The team worked with the manufacturer to maximize the window’s thermal capabilities. Ege says that could help achieve the project’s targeted LEED Gold status. However, about 30 of the building’s 470 windows had to be replaced after installation because of a factory defect, according to Ege.

The team also cleaned and repaired the building’s original granite sidewalk pavers. Broken pavers were recast from stone sourced from the same quarry in Minnesota that the original project team used.

Some 830 pavers from the building’s perimeter were stored in the underground parking garage—the site’s only substantial laydown space. But about a year into construction, the team discovered that its access to the 5-ft by 5-ft pavers in the garage was limited by concrete restoration that occurred there that was more extensive than initially realized. A water-damaged concrete ramp was the only entryway to the laydown area; elevators had already been removed but not yet replaced. The ultimate solution to the access problem was installing a material hoist within an existing elevator shaft.
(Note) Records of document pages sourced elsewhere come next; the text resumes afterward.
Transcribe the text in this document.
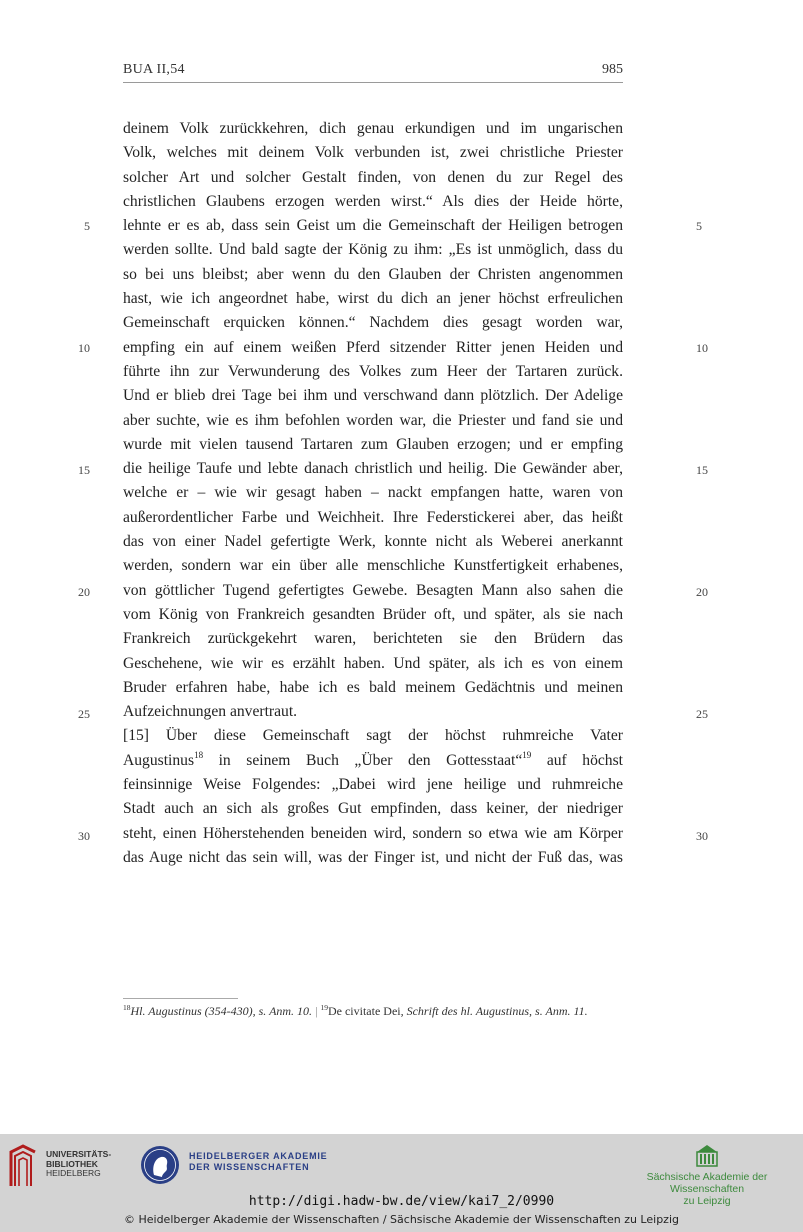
BUA II,54	985
deinem Volk zurückkehren, dich genau erkundigen und im ungarischen
Volk, welches mit deinem Volk verbunden ist, zwei christliche Priester
solcher Art und solcher Gestalt finden, von denen du zur Regel des
christlichen Glaubens erzogen werden wirst.“ Als dies der Heide hörte,
lehnte er es ab, dass sein Geist um die Gemeinschaft der Heiligen betrogen
werden sollte. Und bald sagte der König zu ihm: „Es ist unmöglich, dass du
so bei uns bleibst; aber wenn du den Glauben der Christen angenommen
hast, wie ich angeordnet habe, wirst du dich an jener höchst erfreulichen
Gemeinschaft erquicken können.“ Nachdem dies gesagt worden war,
empfing ein auf einem weißen Pferd sitzender Ritter jenen Heiden und
führte ihn zur Verwunderung des Volkes zum Heer der Tartaren zurück.
Und er blieb drei Tage bei ihm und verschwand dann plötzlich. Der Adelige
aber suchte, wie es ihm befohlen worden war, die Priester und fand sie und
wurde mit vielen tausend Tartaren zum Glauben erzogen; und er empfing
die heilige Taufe und lebte danach christlich und heilig. Die Gewänder aber,
welche er – wie wir gesagt haben – nackt empfangen hatte, waren von
außerordentlicher Farbe und Weichheit. Ihre Federstickerei aber, das heißt
das von einer Nadel gefertigte Werk, konnte nicht als Weberei anerkannt
werden, sondern war ein über alle menschliche Kunstfertigkeit erhabenes,
von göttlicher Tugend gefertigtes Gewebe. Besagten Mann also sahen die
vom König von Frankreich gesandten Brüder oft, und später, als sie nach
Frankreich zurückgekehrt waren, berichteten sie den Brüdern das
Geschehene, wie wir es erzählt haben. Und später, als ich es von einem
Bruder erfahren habe, habe ich es bald meinem Gedächtnis und meinen
Aufzeichnungen anvertraut.
[15] Über diese Gemeinschaft sagt der höchst ruhmreiche Vater
Augustinus$^{18}$ in seinem Buch „Über den Gottesstaat“$^{19}$ auf höchst
feinsinnige Weise Folgendes: „Dabei wird jene heilige und ruhmreiche
Stadt auch an sich als großes Gut empfinden, dass keiner, der niedriger
steht, einen Höherstehenden beneiden wird, sondern so etwa wie am Körper
das Auge nicht das sein will, was der Finger ist, und nicht der Fuß das, was
5
10
15
20
25
30
5
10
15
20
25
30
$^{18}$Hl. Augustinus (354-430), s. Anm. 10. | $^{19}$De civitate Dei, Schrift des hl. Augustinus, s. Anm. 11.
UNIVERSITÄTS-
BIBLIOTHEK
HEIDELBERG
HEIDELBERGER AKADEMIE
DER WISSENSCHAFTEN
Sächsische Akademie der Wissenschaften
zu Leipzig
http://digi.hadw-bw.de/view/kai7_2/0990
© Heidelberger Akademie der Wissenschaften / Sächsische Akademie der Wissenschaften zu Leipzig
The team also discovered spalling on the garage’s topping slab, caused by a clogged, deteriorated drainage system formed in the existing structural slabs. As the team prepared to demolish the concrete recess and repour a new trough, a plumber suggested fitting a prefabricated drainpipe in the trench. Feeding the 4-in.-wide, 720-ft-long PVC pipe through existing concrete saved the team about $500,000 and two months of work, Ege recalls.  

He notes that the team postponed the concrete restoration in the garage as long as possible, to preserve the main laydown area. “Once the pavers started getting reset on the exterior last summer,” Ege says, “we started to block off sections of the garage to new storage and started the [concrete] removal and replacement process in quadrants.”


Lasting Legacy

The team recently reinstalled two murals depicting the life of Martin Luther King Jr. in the library’s ground-floor entrance. They had been stored off site during construction. To create an informal performance space in front of the murals, the project team pushed back the mural wall 4 ft and installed risers for people to sit on during performances. The team also restored the entrance’s original brick interior walls and reception desk while adding modern ceilings and light fixtures.

Ege says he often thinks about the thousands of people, especially children, “who will come through here after we’re done and will be inspired by this new modern library.” He adds, “It’s not just another project in D.C., it’s improving the heart of the city’s fabric.”